Published Jan 16, 2024


Sekunjalo Investment Holdings (Sekunjalo) has given notice that it intends suing President Cyril Ramaphosa, the Presidency and other State organs for R75 billion for loss of earnings.

In a statement Sekunjalo said the notice in terms of section 3(1) and (2) of the Institution of Legal Proceedings Against Certain Organs of State Act No 40 of 2002, reflected its intention to sue and claim damages amounting to $4 Billion (R75 billion), the calculated loss of earnings the group has suffered due to actions against it by various South African organs of state, including the Presidency.

In terms of the act, the affected parties have six months to mount a defence or conclude a settlement.

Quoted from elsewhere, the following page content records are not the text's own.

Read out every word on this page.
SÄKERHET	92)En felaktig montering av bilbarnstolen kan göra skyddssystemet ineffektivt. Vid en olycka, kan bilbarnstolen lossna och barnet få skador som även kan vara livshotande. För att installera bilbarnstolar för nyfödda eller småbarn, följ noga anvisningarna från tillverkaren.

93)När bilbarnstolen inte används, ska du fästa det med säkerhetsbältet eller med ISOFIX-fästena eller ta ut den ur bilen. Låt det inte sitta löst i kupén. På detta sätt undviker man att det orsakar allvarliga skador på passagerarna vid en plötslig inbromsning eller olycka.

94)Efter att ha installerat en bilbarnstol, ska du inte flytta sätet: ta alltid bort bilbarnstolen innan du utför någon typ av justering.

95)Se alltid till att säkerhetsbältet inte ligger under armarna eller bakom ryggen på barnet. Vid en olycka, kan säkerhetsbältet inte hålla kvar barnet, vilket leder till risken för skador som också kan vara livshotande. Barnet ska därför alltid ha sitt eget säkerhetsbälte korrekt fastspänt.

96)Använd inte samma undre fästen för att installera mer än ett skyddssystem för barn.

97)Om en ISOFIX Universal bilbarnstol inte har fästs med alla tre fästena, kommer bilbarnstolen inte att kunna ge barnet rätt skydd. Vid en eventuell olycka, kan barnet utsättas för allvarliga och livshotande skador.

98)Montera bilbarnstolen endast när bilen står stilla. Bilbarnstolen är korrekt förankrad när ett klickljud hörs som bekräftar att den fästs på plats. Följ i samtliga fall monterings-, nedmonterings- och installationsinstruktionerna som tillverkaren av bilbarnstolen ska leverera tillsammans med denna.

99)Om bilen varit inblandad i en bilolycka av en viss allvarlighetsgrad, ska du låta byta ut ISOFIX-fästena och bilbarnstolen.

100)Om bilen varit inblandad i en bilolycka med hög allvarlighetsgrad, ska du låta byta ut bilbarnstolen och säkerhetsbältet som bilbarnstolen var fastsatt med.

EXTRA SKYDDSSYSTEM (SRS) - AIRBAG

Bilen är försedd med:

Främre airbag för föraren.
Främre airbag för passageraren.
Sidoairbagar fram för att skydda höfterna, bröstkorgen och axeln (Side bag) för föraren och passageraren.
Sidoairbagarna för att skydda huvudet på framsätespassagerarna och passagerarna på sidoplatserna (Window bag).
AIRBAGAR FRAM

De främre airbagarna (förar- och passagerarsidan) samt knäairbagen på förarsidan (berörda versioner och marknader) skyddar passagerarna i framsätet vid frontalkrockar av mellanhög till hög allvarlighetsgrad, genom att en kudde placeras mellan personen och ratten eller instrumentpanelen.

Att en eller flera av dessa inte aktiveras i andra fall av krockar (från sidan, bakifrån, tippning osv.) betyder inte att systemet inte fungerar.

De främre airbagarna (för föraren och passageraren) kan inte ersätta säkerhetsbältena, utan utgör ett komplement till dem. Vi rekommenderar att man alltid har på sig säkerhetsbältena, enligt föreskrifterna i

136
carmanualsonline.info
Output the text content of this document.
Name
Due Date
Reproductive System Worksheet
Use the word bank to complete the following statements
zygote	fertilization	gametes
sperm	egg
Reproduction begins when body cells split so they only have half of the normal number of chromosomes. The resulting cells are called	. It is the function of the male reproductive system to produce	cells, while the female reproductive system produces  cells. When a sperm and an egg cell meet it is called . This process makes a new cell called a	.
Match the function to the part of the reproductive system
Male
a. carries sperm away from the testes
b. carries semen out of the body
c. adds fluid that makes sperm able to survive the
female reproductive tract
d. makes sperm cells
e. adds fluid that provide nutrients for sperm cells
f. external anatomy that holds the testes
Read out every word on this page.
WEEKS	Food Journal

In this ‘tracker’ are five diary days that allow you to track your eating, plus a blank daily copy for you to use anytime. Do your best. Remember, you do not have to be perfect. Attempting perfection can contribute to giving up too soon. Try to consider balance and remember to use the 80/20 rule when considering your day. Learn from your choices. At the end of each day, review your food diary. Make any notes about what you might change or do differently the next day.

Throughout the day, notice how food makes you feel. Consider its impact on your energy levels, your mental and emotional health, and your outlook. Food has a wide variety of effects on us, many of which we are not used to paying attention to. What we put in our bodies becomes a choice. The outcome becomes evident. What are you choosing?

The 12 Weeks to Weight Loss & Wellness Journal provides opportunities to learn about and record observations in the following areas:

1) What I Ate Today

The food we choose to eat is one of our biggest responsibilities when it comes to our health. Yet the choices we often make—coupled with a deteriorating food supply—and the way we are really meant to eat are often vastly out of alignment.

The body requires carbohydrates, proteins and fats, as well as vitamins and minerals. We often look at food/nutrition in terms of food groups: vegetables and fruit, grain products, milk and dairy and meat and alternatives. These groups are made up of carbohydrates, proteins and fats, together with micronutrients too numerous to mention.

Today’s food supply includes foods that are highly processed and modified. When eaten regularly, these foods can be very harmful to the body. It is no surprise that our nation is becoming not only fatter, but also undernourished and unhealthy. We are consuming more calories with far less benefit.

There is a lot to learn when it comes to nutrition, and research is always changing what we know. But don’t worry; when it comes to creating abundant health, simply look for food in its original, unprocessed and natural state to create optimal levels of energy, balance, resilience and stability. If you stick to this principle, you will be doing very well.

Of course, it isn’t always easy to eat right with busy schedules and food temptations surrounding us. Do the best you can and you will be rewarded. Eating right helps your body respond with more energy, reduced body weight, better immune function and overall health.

Sekunjalo said it had delivered notices to Ramaphosa, the National Treasury, the Minister of Finance, and the Minister of Justice as well as the State Attorney.

“The lawsuits follow a protracted period of targeted sabotage whereby Sekunjalo believes elements of South African state power -- all since Cyril Ramaphosa was elected President -- have been corrupted and used to deliberately undermine and wish harm on Sekunjalo’s executive chairman Dr Iqbal Survé, and companies allied to the Group, with the clear and determined aim of barring them from participating in the South African economy.

“Sekunjalo is of the firm opinion that the genesis of the attacks on it stem from its purchase of Independent Media in 2013.

“Independent Media is just that, an independent source of news and information that caters to the views and opinions of the majority of South Africans,” the statement reads.

Sekunjalo said Independent Media has been vocal in exposing government corruption and holding the state to account.

“These lawsuits mark the first time such an action has been brought against any government in the country’s history and underscores the seriousness of the repercussions on Sekunjalo and its holdings.

“The case has been thoroughly constructed over a period of more than 18 months, during which time, the Group has amassed hard evidence, including whistle-blowers reports, to support its claims.”

Sekunjalo said the purpose of the legal action is to not only claim damages of $4 billion (R75 billion) but to clear “the companies’ names – once and for all”.

“It is also, especially important in this election year, to demonstrate to the people of South Africa, that their vote for government is accountable to the people, in which the current dispensation is sadly lacking.”

It said the Sekunjalo Group has been in existence for more than 20 years and was one of the first black companies to be listed on the Johannesburg Stock Exchange (JSE) post-apartheid.

“Additionally, the Group was one of the first black companies, if not the first, to be a member of the World Economic Forum (WEF), and through its global presence has invested in 40 countries.

“The Group now feels it has exhausted all other avenues and that it now has no choice, other than to proceed with this current legal action.”

Independent Newspapers has approached the Presidency, Treasury, and the Department of Justice for comment.